Harper, who is now CISO and global data protection officer at software company Doodle as well as ISACA board vice chair, says he is taking a similar approach as he advances a zero-trust model at his new company.

‘People, process, and systems coming together’

A 2021 hack put OHLA USA and its CIO, Srivatsan Raghavan, on the zero-trust journey. The incident, Raghavan explains, highlighted the fact that the security measures that had been in place “collectively put together were inadequate.”
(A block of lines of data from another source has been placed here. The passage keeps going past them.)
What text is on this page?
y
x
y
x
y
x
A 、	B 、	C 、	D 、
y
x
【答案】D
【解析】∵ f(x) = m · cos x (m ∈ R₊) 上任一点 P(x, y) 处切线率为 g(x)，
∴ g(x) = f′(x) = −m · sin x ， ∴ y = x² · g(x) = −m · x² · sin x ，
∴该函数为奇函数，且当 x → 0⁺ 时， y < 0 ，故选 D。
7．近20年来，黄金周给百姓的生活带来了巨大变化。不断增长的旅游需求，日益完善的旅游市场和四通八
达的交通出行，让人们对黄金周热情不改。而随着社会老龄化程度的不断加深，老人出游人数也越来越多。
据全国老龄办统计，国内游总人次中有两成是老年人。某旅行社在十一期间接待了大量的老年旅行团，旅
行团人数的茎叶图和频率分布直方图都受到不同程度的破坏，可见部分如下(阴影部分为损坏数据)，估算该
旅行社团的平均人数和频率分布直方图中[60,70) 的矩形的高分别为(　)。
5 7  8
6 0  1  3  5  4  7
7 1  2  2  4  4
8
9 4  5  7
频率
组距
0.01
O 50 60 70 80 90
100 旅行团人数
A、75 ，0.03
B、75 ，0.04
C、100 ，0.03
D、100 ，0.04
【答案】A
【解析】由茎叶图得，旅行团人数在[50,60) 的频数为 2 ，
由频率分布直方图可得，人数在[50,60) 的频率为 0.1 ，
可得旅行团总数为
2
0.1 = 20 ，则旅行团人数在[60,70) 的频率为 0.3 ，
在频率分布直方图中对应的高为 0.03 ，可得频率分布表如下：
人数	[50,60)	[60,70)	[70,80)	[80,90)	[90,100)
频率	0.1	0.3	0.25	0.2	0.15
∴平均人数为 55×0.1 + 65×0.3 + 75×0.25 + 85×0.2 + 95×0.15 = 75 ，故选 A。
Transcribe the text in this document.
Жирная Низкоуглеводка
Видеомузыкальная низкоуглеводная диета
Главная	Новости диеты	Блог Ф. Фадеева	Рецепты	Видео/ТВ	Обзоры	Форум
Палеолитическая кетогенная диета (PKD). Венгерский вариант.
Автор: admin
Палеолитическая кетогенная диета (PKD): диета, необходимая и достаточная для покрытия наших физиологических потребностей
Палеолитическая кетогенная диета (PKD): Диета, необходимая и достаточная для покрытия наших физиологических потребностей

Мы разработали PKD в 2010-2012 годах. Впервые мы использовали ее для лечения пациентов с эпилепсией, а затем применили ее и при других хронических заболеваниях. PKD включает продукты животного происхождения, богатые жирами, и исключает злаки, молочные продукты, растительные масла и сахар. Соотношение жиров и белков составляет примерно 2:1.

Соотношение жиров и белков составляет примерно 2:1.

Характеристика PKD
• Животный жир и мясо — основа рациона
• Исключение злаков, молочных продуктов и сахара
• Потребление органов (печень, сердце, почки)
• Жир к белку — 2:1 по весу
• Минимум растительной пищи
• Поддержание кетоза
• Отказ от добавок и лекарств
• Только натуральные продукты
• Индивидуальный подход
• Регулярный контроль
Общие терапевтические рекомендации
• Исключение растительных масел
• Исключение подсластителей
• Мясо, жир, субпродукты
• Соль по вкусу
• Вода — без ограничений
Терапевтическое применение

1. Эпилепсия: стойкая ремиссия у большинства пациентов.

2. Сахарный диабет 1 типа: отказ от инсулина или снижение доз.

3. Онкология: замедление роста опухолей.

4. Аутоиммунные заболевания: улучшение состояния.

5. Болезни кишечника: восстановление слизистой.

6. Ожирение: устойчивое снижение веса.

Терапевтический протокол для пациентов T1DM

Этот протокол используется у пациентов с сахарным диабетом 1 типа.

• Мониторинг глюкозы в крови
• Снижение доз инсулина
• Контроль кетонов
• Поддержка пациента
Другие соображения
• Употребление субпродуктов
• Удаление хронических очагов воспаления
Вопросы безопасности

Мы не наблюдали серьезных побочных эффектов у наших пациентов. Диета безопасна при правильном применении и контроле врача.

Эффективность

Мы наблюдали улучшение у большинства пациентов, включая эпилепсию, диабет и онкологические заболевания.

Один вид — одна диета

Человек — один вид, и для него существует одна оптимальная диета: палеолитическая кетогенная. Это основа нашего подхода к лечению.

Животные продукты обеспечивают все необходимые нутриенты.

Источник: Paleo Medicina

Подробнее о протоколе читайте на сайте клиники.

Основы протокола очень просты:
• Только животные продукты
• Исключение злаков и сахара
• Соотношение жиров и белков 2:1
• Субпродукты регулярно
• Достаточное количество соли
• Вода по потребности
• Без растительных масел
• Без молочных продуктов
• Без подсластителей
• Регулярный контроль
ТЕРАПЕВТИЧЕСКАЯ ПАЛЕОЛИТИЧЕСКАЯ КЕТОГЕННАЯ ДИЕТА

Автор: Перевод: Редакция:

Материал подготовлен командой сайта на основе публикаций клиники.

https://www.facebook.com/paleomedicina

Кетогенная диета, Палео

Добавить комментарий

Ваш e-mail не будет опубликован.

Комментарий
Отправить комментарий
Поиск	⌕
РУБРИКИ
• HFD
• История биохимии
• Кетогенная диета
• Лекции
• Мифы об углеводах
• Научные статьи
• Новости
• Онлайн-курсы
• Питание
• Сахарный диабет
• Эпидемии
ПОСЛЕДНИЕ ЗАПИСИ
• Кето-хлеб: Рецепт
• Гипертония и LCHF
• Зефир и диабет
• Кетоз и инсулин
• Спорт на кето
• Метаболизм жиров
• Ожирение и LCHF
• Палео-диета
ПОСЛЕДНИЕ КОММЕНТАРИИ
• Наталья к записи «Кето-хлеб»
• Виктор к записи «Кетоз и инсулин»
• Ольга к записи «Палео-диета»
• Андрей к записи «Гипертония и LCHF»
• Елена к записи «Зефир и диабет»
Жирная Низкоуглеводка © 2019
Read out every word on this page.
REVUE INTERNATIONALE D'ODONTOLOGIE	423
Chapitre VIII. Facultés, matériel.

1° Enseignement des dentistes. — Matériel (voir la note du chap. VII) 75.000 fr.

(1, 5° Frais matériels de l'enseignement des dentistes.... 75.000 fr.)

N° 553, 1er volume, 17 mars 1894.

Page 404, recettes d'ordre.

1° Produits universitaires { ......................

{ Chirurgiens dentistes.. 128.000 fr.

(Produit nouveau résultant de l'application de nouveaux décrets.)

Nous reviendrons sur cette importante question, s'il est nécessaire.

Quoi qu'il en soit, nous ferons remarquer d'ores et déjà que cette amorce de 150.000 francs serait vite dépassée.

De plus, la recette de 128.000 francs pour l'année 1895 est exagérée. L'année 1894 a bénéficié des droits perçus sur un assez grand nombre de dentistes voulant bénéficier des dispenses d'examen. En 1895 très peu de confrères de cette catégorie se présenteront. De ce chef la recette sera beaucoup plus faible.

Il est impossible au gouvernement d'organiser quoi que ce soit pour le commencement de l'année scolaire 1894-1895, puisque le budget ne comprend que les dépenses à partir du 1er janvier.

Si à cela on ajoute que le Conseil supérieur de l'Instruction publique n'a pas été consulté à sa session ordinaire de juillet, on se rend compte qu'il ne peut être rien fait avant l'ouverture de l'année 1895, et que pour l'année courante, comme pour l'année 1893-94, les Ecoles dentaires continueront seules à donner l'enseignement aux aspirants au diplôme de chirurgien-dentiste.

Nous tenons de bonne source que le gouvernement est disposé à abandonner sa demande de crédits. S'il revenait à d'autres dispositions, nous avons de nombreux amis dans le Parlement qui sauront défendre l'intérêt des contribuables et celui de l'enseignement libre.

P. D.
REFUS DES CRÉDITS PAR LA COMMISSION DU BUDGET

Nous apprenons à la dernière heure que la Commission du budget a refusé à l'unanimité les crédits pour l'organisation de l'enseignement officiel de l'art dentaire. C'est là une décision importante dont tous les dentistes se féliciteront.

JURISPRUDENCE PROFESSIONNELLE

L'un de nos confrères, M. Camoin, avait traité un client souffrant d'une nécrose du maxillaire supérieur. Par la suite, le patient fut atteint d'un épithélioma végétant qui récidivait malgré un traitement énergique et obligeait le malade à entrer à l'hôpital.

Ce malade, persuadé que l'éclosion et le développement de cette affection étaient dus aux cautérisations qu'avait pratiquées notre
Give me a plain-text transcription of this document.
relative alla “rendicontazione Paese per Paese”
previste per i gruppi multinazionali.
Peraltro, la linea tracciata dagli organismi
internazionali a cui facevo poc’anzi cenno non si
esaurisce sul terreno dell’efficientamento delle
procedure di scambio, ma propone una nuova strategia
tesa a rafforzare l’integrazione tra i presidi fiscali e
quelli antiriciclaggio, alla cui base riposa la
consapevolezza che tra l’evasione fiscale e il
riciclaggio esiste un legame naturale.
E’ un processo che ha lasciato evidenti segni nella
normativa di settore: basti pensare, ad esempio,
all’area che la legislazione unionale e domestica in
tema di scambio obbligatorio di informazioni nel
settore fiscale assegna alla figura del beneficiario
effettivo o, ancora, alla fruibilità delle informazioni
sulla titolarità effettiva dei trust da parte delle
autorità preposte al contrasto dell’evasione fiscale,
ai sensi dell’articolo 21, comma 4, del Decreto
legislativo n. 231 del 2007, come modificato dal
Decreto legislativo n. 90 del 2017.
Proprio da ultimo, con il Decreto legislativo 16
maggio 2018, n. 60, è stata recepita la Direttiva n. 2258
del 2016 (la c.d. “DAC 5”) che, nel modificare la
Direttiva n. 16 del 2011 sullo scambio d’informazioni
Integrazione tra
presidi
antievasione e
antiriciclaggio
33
“We went through several years where we had no incidents at all, so we thought we were doing something right. I wouldn’t call it overconfidence, but it was a feeling of validation,” Raghavan says.

The breach challenged that validation and gave the company “a stepping stone to do better, because with zero trust, there is a belief that [security] tools are not enough. It’s people, process, and systems coming together”

Raghavan, who oversees security, and his team started with self-examination: “We had to think about how we were operating on a daily basis. You put all that on the table, and you reflect on it.”

He says that showed him the need to add more controls — as is typically the case for an organization as it builds a zero-trust security environment — as well as the need to break down siloes.

“We had to destroy all those siloes in the organization for IT to become a better IT team and have a better understanding of the whole business,” he says.

To help with that, Raghavan created a framework by combining ones from the National Institute of Standards and Technology (NIST) and Microsoft. His custom framework enables his team to bucket and tackle projects as they advance the company’s zero-trust journey. And the framework helps them evaluate how well the company does with identifying, protecting, detecting, responding to, and recovering from potential intrusions and incidents in specific areas.

Puetz, the Protiviti managing director, says many organizations find value in zero trust for similar reasons. “Zero trust allows CISOs to break their strategy into bite-size pieces and to explain where the cybersecurity program is and where it needs to go,” he adds.

Raghavan has made significant progress in maturing his zero-trust program.

For example, he eliminated the use of a wide-area network (WAN) and replaced it with cloud-based controls including an always-on VPN, a mobile device management (MDM) solution, MFA, and conditional-access capabilities.

He also dropped titles such as server manager and network engineer, saying “we didn’t want those buckets anymore,” and shifted to senior technologist and junior technologist to break down siloes.